Psychological Horror (Silent Hill, SOMA, Amnesia)

This is the crowd that reads the environmental storytelling, looks up the lore, watches the three-hour video essay about what the ending actually means. They're drawn to horror that operates as metaphor — grief, guilt, dissociation, existential dread rendered as game mechanics. These fans are often processing something. Not in a concerning way — just in the way that thoughtful people tend to seek out art that mirrors their inner weather. High emotional intelligence. May over-explain things sometimes.

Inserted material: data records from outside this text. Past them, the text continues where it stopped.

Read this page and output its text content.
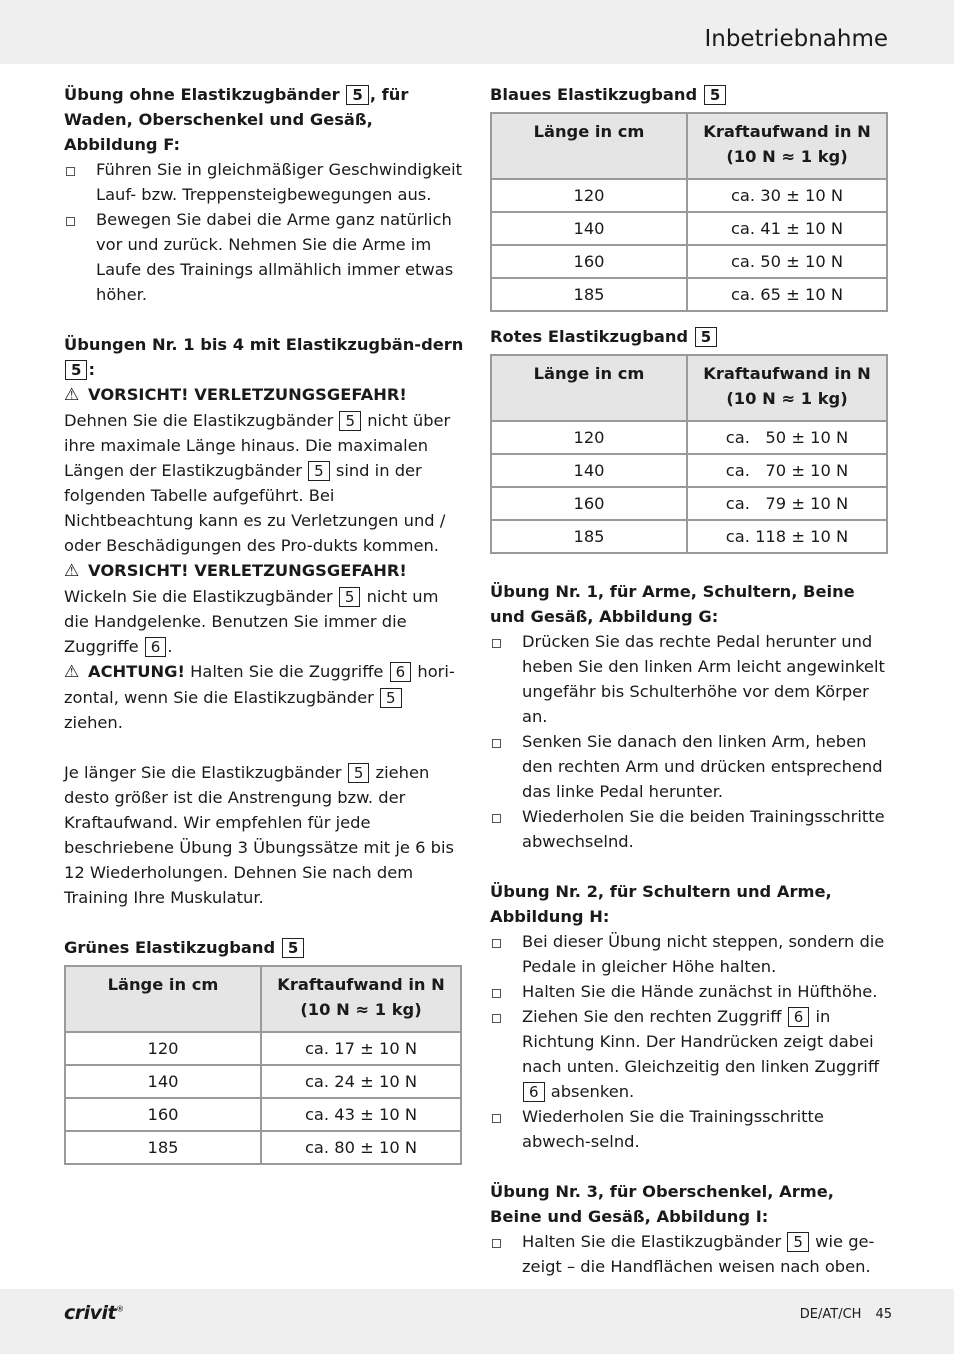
Inbetriebnahme

Übung ohne Elastikzugbänder 5 , für Waden, Oberschenkel und Gesäß, Abbildung F:

Führen Sie in gleichmäßiger Geschwindigkeit Lauf- bzw. Treppensteigbewegungen aus.
Bewegen Sie dabei die Arme ganz natürlich vor und zurück. Nehmen Sie die Arme im Laufe des Trainings allmählich immer etwas höher.

Übungen Nr. 1 bis 4 mit Elastikzugbän-dern 5 :

⚠ VORSICHT! VERLETZUNGSGEFAHR!

Dehnen Sie die Elastikzugbänder 5 nicht über ihre maximale Länge hinaus. Die maximalen Längen der Elastikzugbänder 5 sind in der folgenden Tabelle aufgeführt. Bei Nichtbeachtung kann es zu Verletzungen und / oder Beschädigungen des Pro-dukts kommen.

⚠ VORSICHT! VERLETZUNGSGEFAHR!

Wickeln Sie die Elastikzugbänder 5 nicht um die Handgelenke. Benutzen Sie immer die Zuggriffe 6 .

⚠ ACHTUNG! Halten Sie die Zuggriffe 6 hori-zontal, wenn Sie die Elastikzugbänder 5 ziehen.

Je länger Sie die Elastikzugbänder 5 ziehen desto größer ist die Anstrengung bzw. der Kraftaufwand. Wir empfehlen für jede beschriebene Übung 3 Übungssätze mit je 6 bis 12 Wiederholungen. Dehnen Sie nach dem Training Ihre Muskulatur.

Grünes Elastikzugband 5

Länge in cm	Kraftaufwand in N (10 N ≈ 1 kg)
120	ca. 17 ± 10 N
140	ca. 24 ± 10 N
160	ca. 43 ± 10 N
185	ca. 80 ± 10 N

Blaues Elastikzugband 5

Länge in cm	Kraftaufwand in N (10 N ≈ 1 kg)
120	ca. 30 ± 10 N
140	ca. 41 ± 10 N
160	ca. 50 ± 10 N
185	ca. 65 ± 10 N

Rotes Elastikzugband 5

Länge in cm	Kraftaufwand in N (10 N ≈ 1 kg)
120	ca.   50 ± 10 N
140	ca.   70 ± 10 N
160	ca.   79 ± 10 N
185	ca. 118 ± 10 N

Übung Nr. 1, für Arme, Schultern, Beine und Gesäß, Abbildung G:

Drücken Sie das rechte Pedal herunter und heben Sie den linken Arm leicht angewinkelt ungefähr bis Schulterhöhe vor dem Körper an.
Senken Sie danach den linken Arm, heben den rechten Arm und drücken entsprechend das linke Pedal herunter.
Wiederholen Sie die beiden Trainingsschritte abwechselnd.

Übung Nr. 2, für Schultern und Arme, Abbildung H:

Bei dieser Übung nicht steppen, sondern die Pedale in gleicher Höhe halten.
Halten Sie die Hände zunächst in Hüfthöhe.
Ziehen Sie den rechten Zuggriff 6 in Richtung Kinn. Der Handrücken zeigt dabei nach unten. Gleichzeitig den linken Zuggriff 6 absenken.
Wiederholen Sie die Trainingsschritte abwech-selnd.

Übung Nr. 3, für Oberschenkel, Arme, Beine und Gesäß, Abbildung I:

Halten Sie die Elastikzugbänder 5 wie ge-zeigt – die Handflächen weisen nach oben.
crivit®	DE/AT/CH 45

Body Horror (Signalis, Carrion, Scorn)

Comfort with the uncomfortable. These fans have made peace with things most people find viscerally upsetting, and tend to find beauty or meaning in places that other people can't bring themselves to look. This is either fascinating or too much depending entirely on your own relationship with discomfort. Usually not squeamish. Often surprisingly gentle in person.

Cozy Horror (Cult of the Lamb, Little Nightmares, anything that softens the edges)

Yes, this is a category now, and I stand behind it. Horror aesthetics with lowered stakes — creepy but not crushing. These fans want the atmosphere and the vibe without the full cortisol tax. They're often the people who describe themselves as "a little bit goth" while also having very organized bookshelves. Good at finding joy in dark places. Excellent company.


So — Should You Date One?

Two people on a couch playing a horror game together — one bundled in a blanket and wide-eyed, the other leaning forward intensely, TV light casting their faces in shifting color
The credits roll. Neither of you moves.

The research doesn't give you a yes/no answer, because no research does. But what it does give you is a more accurate picture than the stereotype.

Horror game fans — as a group — are not cold, not callous, not secretly psychopathic. They tend to be sensation-seeking and imaginatively open. They're often more emotionally self-aware than they look from the outside, especially the Dark Copers who've built their whole relationship with horror around processing difficult feelings. They tend to handle adversity better than average. And they're almost certainly never boring.

The actual compatibility questions are the same ones that apply to anyone: Do your stimulation levels match? Do you handle conflict in ways that aren't completely incompatible? Can you find the version of "this is fun" that works for both of you?

If horror is their thing and it's a hard no for you, that's fine — that's real information. But if you've been filtering out horror fans based on some vague sense that they must be a certain kind of person, the data suggests you're probably wrong about what that looks like.

The field study is ongoing. But the early results are more interesting than the reputation.